The bench tried their best to do just that. Powell ripped a ball from Wiggins and took it for a dunk, Poeltl tipped in a pair of offensive rebounds, Powell made a nice read from the paint, and Wright got to the free-throw line. That group’s defense held up as they’ve become expected to, and a 12-4 run over three-and-a-half minutes against an all-bench Wolves group, punctuated by Powell hitting a three and getting mobbed by VanVleet (with just about everyone else getting fired up, too).

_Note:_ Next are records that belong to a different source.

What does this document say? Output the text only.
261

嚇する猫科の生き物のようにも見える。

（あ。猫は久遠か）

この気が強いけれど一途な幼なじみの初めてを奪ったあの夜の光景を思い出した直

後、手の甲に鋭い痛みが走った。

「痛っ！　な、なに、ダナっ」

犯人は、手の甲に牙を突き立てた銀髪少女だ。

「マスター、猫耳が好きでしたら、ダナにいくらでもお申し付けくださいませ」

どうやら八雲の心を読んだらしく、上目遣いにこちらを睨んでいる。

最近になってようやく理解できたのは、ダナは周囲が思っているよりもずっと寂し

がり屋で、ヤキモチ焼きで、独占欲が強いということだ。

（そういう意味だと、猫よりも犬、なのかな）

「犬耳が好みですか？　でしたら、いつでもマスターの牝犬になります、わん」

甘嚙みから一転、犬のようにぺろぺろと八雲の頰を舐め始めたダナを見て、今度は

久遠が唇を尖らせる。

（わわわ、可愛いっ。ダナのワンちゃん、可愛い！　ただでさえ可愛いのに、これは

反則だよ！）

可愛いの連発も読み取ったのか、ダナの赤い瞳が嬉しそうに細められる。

“Obviously, we’ve all been there, ups and downs and not playing, and whatever else,” VanVleet said. “We know how hard he works and it’s good for him to be back out there in those moments. I’m just glad he got a haircut so I could slap him in his head a couple times and not mess up his hair. So, you know, it was good.”

Casey rolled with that group even as Butler and Towns returned, and they gave the starters another two minutes of rest while remaining ahead. When the Wolves brought two more starters in, Casey had to respond with his stars.

The game couldn’t go down without some officiating weirdness, and the Air Canada Centre – and Casey – nearly exploded when Butler got a late whistle on a 3-point attempt. Casey went with VanVleet (in place of OG Anunoby) and the starters opposite Minnesota’s full starting lineup, a tough look given the size of the Wolves’ wings, even with VanVleet having a nice game and DeRozan giving nice effort on Butler defensively. It worked on offense, with a continuity set working to get VanVleet an and-one against Teague, and Wiggins misfired on a post-up against Lowry. That set up one of the most encouraging close-outs of the season so far.

The Raptors did well to vary their offense initially, with the three non-All-Stars each scoring before Lowry set up DeRozan for a missed corner three. Change doesn’t take permanent hold immediately – Ibaka sent unnecessary help on a drive and surrendered an offensive rebound as a result, DeRozan made an ill-advised isolation take against Butler, and a terrific pass from Towns gave Wiggins an open three to cut the lead to two with a minute to go. They corrected, with VanVleet setting up a DeRozan paint bucket with a drive and a tremendous defensive possession ending with Wiggins missing a three and the Raptors getting the defensive rebound made possible by a VanVleet box-out of Towns. DeRozan and Valanciunas sealed it with free-throws from there.

“Exactly what we want: Just keep moving, a little bit longer, a little bit longer, a little bit longer, let the ball find who it’s going to find,” Casey said. “I tell the guys all the time, if you execute and move and execute your play, the ball will find the right person. And it did.”

It’s not a terrible loss for Minnesota, but that doesn’t make it any less of a win for Toronto. They moved the ball well for 48 minutes, including the stars both early when their shots weren’t there and late when the game was on the line. They didn’t defend exceptionally well, cleaning things up in the second half against a very good offense. Most importantly, they showed growth in a scenario in which they’ve struggled, putting words from the last few days into action. From here, it’s a matter of sustaining it and making it habit. They can only do that one game at a time.